À l’Euro, le numéro 7 des Dragons se montre sous son meilleur jour, enchainant les prestations de hautes volées à commencer par son récital face à la Slovaquie pour le premier match de groupe (2-1) qui lui vaut le titre de meilleur joueur du match. Pourtant superstar de la sélection, Gareth Bale ira même jusqu’à l’encenser après le match contre la Russie. «Je ne pourrai jamais en dire assez sur lui. Je pense qu’il effectue le sale boulot et que cela passe peut-être inaperçu. Mais nous, nous savons à quel point il est d’une importance vitale et combien il joue bien. Dans l’équipe, on lui est très reconnaissant », explique le joueur du Real Madrid. Une déclaration qui fait notamment suite à la passe décisive magique qu’à délivré Allen lors du but de Ramsey face à la Russie (3-0). Preuve de l’impact de la présence de Joe Allen avec son équipe nationale, son capitaine Ashley Williams ne tarit pas d’éloges lui non plus: «Tout le monde adore Joe. Super barbe, super coupe de cheveux, super type, c’est l’homme clé de l’équipe. Et un joueur qui a la classe, en plus.»
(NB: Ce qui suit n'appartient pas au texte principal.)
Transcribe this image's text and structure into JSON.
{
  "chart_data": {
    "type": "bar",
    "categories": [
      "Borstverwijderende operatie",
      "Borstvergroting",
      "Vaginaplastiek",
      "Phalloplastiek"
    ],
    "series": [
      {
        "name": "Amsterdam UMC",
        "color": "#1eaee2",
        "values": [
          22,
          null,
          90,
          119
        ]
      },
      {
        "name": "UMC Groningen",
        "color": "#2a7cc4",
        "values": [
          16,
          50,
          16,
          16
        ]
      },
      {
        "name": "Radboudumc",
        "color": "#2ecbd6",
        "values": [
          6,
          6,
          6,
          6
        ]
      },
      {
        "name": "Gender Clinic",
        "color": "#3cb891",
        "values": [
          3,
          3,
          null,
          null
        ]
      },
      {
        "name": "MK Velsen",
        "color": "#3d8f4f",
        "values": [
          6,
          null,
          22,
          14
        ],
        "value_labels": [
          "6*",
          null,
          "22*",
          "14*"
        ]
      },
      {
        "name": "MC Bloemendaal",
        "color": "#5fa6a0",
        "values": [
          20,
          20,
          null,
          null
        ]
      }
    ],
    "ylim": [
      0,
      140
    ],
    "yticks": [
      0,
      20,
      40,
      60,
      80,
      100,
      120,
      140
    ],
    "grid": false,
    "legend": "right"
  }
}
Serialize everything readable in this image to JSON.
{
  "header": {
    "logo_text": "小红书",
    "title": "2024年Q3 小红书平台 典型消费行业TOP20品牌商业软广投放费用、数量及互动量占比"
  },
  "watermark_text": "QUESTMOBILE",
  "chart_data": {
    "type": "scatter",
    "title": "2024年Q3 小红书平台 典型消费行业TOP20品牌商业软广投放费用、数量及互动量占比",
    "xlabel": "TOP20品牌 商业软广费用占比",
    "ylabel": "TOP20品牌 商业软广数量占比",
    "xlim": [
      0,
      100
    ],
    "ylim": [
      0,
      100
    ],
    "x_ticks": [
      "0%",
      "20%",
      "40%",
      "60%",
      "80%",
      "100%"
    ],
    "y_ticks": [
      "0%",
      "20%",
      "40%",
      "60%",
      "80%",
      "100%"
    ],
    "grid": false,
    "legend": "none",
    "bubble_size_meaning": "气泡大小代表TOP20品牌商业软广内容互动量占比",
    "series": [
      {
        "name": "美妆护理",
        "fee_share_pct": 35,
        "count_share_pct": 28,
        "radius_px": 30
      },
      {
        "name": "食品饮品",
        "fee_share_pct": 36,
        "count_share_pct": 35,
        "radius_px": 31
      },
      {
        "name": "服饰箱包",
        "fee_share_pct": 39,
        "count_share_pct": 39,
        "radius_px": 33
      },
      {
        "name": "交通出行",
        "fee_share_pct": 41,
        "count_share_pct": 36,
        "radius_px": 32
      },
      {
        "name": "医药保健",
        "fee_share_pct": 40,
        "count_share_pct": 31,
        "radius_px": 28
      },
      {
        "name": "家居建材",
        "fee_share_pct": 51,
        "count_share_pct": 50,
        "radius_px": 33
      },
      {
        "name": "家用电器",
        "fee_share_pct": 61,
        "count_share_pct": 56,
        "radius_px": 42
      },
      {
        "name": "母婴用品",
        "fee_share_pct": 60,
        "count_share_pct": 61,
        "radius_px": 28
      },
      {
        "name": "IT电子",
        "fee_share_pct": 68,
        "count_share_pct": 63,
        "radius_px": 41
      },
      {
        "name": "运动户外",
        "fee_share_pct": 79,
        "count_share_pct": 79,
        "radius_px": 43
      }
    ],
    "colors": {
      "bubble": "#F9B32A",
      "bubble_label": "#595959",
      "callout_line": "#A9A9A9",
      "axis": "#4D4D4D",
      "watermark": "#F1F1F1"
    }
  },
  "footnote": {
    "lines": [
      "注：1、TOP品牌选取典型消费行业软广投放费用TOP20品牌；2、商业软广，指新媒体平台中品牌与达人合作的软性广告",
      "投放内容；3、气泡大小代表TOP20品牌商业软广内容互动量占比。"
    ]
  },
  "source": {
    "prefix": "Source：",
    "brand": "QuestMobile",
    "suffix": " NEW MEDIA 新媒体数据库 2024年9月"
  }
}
Aujourd’hui, le Pays de Galles est là où personne ne l’aurait vu, en demi-finale de l’Euro et s’en va affronter dans quelques heures le Portugal de CR7 pour forcer encore plus le destin et glaner le précieux sésame pour la finale le 10 juillet. Pour cela, une des grandes variables du match sera la forme d’Allen, lui, le dépositaire du jeu capable d’éclairer le jeu comme personne à part Xavi à qui il a toujours été comparé. Et tant pis si lui a une grosse barbe et des poules dans son jardin.